New Android malware, dubbed “BingoMod” by researchers, is capable of wiping a device after successfully stealing money from victims’ bank accounts using an on-device fraud technique.

The malware is promoted via text messages and disguises itself as a legitimate mobile security tool. Up to €15,000 can be stolen in a single transaction.

According to the researchers analyzing it, BingoMod is currently under active development, and its authors are focusing on adding code obfuscation mechanisms and various security bypass mechanisms in order to lower the detection rate.

BingoMod Details

Researchers from Cleafy, a company that deals with online fraud management and prevention solutions, have discovered that BingoMod is distributed via smishing (SMS phishing) campaigns and uses various names that usually indicate a mobile security tool (e.g. App Protection, Antivirus Cleaner, Chrome Updater, InfoWeb, SicurezzaWeb, WebSecurity, WebsInfo, WebInfo, and APKAppScudo).

In one case, the malware used the icon of the free AVG AntiVirus & Security tool, available on Google Play.

During installation, the malware requests permission to use Accessibility Services, which offer advanced features that allow extensive control over the device.

Once activated, BingoMod steals login details, takes screenshots, and intercepts SMS messages.

To perform device fraud (ODF), the malware creates a socket-based channel to receive commands and an HTTP-based channel to send a stream of screenshots, enabling near real-time remote operation.

VNC mechanism and data exchange — **Virtual Network Processing (VNC) Engine and Data Exchange**
*Source: Cleafy*

ODF is a commonly used technique to initiate fraudulent transactions from a victim’s device, bypassing standard anti-fraud systems that rely on identity verification and authentication.

Cleafy researchers explain in today’s report that “the VNC routine abuses Android’s Media Projection API to obtain real-time screen content. Once received, it is transformed into an appropriate format and transmitted over HTTP to the TA (threat actor) infrastructure.”

One feature of this procedure is that it may use Accessibility Services “to impersonate a user and facilitate a screencast request, made available through the Media Projection API.”

VNC routing — **VNC Tracing BingoMod**
*Source: Cleafy*

The commands that remote operators can send to BingoMod include clicking on a specific area, writing text on a specific input element, and launching the application.

The malware also enables manual overlay attacks via fake notifications initiated by the threat actor.
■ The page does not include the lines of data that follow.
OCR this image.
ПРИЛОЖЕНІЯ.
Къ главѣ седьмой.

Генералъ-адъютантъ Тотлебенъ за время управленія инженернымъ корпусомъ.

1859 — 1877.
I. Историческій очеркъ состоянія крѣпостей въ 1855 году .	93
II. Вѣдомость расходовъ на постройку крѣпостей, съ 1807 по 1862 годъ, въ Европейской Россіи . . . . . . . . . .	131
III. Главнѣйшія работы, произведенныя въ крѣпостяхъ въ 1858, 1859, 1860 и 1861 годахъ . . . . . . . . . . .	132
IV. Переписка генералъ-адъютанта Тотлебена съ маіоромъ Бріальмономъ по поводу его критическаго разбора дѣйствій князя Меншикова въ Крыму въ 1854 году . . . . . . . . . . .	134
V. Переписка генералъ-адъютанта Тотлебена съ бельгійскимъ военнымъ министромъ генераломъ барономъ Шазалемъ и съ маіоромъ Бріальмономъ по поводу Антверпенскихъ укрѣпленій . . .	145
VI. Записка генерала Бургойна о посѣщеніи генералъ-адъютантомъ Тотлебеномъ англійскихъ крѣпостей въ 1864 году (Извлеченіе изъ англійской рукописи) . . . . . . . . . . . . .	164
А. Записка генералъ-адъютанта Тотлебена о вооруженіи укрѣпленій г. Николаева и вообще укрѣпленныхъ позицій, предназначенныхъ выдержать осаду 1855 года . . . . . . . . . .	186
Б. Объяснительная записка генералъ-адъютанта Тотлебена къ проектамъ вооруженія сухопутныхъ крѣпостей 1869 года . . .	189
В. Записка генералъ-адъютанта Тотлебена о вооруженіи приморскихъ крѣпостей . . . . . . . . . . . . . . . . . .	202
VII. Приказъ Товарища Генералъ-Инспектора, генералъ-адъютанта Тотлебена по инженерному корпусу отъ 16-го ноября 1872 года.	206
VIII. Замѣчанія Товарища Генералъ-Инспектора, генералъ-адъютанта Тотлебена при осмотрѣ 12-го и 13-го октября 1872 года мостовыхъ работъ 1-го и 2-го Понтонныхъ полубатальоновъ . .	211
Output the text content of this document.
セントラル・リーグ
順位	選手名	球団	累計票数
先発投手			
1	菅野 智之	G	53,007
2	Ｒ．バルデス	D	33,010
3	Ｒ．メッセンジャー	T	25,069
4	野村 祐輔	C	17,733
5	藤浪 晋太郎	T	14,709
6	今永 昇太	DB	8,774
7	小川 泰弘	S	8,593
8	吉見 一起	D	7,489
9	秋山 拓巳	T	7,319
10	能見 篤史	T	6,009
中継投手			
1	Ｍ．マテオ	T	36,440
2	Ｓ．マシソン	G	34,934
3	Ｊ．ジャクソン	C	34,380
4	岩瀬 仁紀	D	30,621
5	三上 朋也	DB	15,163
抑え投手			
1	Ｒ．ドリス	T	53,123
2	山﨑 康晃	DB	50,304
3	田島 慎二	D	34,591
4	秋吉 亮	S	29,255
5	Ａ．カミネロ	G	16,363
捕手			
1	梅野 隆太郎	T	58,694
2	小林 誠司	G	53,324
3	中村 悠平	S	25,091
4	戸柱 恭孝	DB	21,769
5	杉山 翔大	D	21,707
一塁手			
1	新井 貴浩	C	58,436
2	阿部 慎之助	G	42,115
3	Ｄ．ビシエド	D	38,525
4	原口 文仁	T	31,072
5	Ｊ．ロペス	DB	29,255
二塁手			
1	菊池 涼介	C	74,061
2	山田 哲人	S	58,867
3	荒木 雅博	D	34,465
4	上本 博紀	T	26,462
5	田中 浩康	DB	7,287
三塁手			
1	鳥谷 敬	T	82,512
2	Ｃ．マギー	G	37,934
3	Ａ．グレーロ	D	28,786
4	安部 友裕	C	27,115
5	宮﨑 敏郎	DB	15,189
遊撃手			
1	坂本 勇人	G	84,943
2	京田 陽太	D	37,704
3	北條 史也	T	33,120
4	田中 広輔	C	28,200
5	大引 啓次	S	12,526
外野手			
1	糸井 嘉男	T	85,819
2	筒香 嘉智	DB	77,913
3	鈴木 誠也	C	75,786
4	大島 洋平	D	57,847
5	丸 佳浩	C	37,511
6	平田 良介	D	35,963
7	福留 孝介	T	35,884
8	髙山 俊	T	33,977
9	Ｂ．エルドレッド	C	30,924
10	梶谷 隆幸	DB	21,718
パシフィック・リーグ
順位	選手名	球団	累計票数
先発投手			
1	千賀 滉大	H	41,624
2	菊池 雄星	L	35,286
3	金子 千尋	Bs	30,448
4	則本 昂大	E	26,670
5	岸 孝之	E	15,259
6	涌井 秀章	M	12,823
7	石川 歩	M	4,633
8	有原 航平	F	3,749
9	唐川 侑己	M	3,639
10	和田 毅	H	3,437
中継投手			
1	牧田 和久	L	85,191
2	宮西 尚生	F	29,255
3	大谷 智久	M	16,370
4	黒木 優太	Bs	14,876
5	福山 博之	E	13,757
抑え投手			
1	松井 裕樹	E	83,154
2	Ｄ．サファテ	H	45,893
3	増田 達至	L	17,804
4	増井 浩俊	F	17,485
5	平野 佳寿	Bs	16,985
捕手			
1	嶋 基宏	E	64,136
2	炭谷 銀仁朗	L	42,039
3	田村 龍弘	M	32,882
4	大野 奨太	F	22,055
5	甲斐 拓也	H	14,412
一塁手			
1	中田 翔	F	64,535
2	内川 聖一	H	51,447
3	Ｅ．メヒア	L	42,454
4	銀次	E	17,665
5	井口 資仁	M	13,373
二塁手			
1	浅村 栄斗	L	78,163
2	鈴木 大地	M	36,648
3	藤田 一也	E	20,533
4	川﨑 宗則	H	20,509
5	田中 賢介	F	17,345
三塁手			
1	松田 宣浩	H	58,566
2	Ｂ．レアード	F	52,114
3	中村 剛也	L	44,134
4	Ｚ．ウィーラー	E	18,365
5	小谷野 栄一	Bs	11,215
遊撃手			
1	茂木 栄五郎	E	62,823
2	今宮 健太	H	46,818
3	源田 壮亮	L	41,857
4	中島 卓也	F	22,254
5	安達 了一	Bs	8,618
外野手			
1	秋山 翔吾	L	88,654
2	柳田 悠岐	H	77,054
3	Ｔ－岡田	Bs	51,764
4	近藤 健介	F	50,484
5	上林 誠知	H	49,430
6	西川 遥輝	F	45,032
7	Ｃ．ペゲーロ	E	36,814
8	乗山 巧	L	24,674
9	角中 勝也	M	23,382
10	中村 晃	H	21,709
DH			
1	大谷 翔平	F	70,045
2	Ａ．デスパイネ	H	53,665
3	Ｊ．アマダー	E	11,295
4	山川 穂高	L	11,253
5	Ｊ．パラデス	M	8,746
Additionally, a BingoMod-infected device can also be used to further spread malware via SMS messages.

Disabling security and deleting data

BingoMod can remove security solutions from the victim’s device or block the activity of applications that the attacker specified in the command.

To avoid detection, the malware authors added layers of code flattening and string obfuscation, which — judging by the scan results on VirusTotal — achieved their intended goal.

**VirusTotal Scan Results**
*Source: Cleafy*

If the malware is registered on the device as a device administrator app, the operator can send a remote command to wipe the system. According to researchers, this function is performed only after a successful upload and affects only external storage.

Data cleaning routing — **Routine data cleaning**
*Source: Cleafy*

To completely wipe the phone, an attacker can use remote access capabilities to delete all data and reset the phone’s system settings.

While BingoMod is currently at version 1.5.1, Cleafy says it is in the early stages of development.

Based on comments in the code, researchers believe that BingoMod may be the work of a Romanian developer. However, it is possible that developers from other countries are also involved.